1. The origin of Young green rice:
Young green rice (or Com in Vietnamese) is made from cooked glutinous rice by roasting and sifting it until all the rice husk is left. Although this dish can be found in many parts of Vietnam but it is extremely popular in Northern’s cuisine, especially in Hanoi. Among the ethnic minority groups in the Northern part of Vietnam, glutinous rice which is used to make young green rice is usually young glutinous rice.
2. Ingredients and preparation:
Young green rice is the traditional dish that owns the most simply ingredients among a thousand of Vietnamese delicious dishes:
- Young glutinous rice, or in some provinces, people can use old rice instead.
- Wood.
- Green lotus leaves.
3. Cooking method:
- Firstly, you have to reap seeds of rice, remove the straw and then soak it carefully with water. After that, put the seeds into a pan.
- Using wood to burn the oven and must use a cast iron pan to roast. Young green rice is roasted with a low temparature and flip constantly in order to keep the heat. When roasting within 30 minutes, check it by putting five seeds on a piece of wood and stroke strongly. If two seeds are shelled, and the three remaining seeds are not shelled, young green rice is well-done.
- After having roasted, you have to wait until it cool and put each batch into the mortar. The rice is pounded in about 10 minutes. The rice husk must be exposed. Usually, depending on the the youth of rice when harvesting, the pounder will estimate the number of times to grind.
- Finished young green rice will be wrapped in two layers of leaves and tied by bamboo strings. The inner layer is green leaf which is used to keep young green rice cool and not fade into turquoise color.

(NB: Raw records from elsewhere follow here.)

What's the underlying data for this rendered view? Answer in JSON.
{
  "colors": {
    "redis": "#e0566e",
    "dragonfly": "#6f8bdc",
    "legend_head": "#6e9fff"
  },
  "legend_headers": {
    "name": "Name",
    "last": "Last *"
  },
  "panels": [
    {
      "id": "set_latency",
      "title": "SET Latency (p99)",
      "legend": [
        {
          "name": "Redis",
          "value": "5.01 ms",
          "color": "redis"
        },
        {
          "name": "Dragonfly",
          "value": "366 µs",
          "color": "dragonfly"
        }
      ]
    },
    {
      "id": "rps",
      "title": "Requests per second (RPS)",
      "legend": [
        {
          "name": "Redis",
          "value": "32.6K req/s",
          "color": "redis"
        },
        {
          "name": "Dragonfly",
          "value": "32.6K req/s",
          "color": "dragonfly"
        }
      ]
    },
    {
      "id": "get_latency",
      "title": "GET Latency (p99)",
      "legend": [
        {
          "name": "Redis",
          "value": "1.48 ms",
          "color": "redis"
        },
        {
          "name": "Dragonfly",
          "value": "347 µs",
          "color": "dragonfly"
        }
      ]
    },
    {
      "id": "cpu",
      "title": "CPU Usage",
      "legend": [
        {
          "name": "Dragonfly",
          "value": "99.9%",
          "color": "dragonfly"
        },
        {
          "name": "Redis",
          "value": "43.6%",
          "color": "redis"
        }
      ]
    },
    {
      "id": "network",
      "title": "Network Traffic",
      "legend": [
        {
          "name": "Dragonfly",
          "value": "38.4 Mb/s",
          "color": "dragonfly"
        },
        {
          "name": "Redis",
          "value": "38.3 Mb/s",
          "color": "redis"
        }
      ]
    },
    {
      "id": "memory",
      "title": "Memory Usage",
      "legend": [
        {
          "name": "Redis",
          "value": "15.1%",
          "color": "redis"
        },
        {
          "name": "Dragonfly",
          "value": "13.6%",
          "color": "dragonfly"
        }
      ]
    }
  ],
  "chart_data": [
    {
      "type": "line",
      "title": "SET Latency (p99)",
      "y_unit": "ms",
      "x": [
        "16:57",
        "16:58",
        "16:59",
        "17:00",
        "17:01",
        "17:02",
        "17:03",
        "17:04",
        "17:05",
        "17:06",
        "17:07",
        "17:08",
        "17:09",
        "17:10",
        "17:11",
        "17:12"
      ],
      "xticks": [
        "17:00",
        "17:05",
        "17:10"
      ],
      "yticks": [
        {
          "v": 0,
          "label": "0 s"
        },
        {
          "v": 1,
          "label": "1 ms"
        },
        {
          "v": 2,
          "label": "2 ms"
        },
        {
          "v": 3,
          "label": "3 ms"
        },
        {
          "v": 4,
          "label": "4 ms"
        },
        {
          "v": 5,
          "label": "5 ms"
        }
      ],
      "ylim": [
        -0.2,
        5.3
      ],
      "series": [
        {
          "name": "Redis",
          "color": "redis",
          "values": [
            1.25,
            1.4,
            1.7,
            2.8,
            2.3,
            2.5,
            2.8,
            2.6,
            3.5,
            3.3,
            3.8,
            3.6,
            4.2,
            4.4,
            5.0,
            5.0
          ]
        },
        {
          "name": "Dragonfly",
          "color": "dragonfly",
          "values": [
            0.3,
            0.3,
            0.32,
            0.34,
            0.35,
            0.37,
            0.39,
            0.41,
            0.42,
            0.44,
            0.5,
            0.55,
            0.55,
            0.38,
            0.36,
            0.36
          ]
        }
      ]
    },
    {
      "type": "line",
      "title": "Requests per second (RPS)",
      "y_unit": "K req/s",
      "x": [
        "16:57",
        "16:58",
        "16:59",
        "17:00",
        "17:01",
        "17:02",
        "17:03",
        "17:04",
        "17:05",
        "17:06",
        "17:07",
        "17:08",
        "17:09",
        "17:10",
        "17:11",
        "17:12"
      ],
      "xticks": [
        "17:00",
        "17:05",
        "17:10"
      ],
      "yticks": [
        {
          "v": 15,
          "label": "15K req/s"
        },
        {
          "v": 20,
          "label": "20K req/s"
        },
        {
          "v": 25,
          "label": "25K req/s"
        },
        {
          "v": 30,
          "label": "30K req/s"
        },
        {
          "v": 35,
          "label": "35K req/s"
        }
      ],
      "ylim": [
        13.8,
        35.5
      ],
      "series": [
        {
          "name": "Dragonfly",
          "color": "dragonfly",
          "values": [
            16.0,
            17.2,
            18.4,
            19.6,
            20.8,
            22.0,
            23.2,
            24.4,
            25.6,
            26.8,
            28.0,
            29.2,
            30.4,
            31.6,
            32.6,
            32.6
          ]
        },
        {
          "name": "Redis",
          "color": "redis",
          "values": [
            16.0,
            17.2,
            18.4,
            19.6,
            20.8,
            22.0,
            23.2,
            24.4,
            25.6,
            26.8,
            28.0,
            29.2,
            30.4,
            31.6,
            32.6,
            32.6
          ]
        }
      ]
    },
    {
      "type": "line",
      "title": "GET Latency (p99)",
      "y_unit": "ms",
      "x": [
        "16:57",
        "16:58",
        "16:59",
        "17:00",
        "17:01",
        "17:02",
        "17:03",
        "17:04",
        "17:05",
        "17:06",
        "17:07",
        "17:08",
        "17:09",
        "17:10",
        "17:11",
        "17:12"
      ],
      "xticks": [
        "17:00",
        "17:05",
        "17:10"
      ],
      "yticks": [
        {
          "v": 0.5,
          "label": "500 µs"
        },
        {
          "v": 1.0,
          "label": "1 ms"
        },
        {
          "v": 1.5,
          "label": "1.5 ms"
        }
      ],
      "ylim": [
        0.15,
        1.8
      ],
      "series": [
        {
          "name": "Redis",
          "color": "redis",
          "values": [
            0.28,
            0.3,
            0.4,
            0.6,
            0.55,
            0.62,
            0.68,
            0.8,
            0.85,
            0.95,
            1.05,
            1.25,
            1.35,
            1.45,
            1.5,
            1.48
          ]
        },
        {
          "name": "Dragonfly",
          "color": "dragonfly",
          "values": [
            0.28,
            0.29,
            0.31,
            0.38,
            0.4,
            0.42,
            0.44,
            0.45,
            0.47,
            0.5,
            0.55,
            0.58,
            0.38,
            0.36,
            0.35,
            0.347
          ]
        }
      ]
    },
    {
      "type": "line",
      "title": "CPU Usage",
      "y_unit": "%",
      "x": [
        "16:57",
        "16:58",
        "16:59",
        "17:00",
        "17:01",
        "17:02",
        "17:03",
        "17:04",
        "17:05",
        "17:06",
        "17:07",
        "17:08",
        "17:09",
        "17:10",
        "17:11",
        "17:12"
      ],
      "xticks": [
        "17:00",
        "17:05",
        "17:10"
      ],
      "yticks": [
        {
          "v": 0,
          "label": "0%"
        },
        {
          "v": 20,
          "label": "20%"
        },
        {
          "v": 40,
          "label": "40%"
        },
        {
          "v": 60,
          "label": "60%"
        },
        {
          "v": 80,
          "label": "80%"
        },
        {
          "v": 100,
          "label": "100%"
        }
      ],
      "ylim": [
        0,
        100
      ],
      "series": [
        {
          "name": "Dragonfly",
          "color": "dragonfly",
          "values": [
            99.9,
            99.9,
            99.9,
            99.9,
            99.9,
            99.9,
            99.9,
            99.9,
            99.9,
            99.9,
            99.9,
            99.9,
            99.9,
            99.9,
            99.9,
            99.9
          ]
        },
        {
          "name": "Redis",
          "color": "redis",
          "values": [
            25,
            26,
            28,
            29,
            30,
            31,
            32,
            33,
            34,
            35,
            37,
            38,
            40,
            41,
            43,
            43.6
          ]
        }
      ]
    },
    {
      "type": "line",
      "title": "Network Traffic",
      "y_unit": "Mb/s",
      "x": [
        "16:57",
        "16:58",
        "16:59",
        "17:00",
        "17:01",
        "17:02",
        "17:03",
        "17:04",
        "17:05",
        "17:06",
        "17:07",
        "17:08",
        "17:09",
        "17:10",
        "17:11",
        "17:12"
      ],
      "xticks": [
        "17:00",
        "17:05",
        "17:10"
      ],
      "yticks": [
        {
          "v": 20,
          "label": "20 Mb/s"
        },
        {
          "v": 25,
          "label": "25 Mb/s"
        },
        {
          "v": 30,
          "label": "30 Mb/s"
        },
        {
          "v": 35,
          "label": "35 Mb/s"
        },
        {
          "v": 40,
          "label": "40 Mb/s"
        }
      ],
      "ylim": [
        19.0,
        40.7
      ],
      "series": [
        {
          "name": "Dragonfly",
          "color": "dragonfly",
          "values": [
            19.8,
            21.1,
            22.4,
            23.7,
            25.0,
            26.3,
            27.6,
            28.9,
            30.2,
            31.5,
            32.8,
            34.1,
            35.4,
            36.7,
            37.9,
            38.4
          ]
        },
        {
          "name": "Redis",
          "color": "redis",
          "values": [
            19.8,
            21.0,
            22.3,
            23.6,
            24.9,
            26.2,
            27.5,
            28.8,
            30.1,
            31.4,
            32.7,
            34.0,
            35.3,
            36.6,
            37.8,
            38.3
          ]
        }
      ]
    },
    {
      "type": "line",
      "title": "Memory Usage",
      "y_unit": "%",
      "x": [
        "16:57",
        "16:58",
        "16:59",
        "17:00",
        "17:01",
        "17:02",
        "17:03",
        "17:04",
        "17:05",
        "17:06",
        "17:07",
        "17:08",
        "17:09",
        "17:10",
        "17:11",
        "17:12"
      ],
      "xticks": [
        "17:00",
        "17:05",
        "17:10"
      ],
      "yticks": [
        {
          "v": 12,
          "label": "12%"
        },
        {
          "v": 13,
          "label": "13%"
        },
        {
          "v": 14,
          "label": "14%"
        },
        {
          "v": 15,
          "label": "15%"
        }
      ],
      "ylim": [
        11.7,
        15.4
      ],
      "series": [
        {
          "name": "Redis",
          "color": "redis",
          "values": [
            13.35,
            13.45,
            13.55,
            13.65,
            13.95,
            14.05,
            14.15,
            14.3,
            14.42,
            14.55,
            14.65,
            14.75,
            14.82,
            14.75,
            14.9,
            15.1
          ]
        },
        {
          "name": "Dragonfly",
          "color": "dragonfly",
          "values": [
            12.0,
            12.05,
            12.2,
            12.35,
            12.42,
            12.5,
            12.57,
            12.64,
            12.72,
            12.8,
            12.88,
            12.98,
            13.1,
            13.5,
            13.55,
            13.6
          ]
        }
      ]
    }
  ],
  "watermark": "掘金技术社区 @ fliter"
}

The outer layer is lotus leaf and its effectiveness is keeping the fragnance of young green rice.
4. Some types of Young green rice around Hanoi:
There are many places around Hanoi own the best Young rice cake that visitors cannot find in anywhere, such as:
- The most famous place, Vong village’s Young rice cake at Dich Vong ward, Cau Giay district, Hanoi.
- The second place is Me Tri’s Young rice cake at Me Tri ward, Nam Tu Liem district, Hanoi.
Young green rice can also be used to make many tatsy dishes such as Young rice cake, or Young green rice sweet gruel that appear a lot of visitors when they come to visit this land. Enjoying Young green rice, you totally have a feeling of missing your hometown and a litte bit of peach in Hanoi’s fall with light yellow sunshine.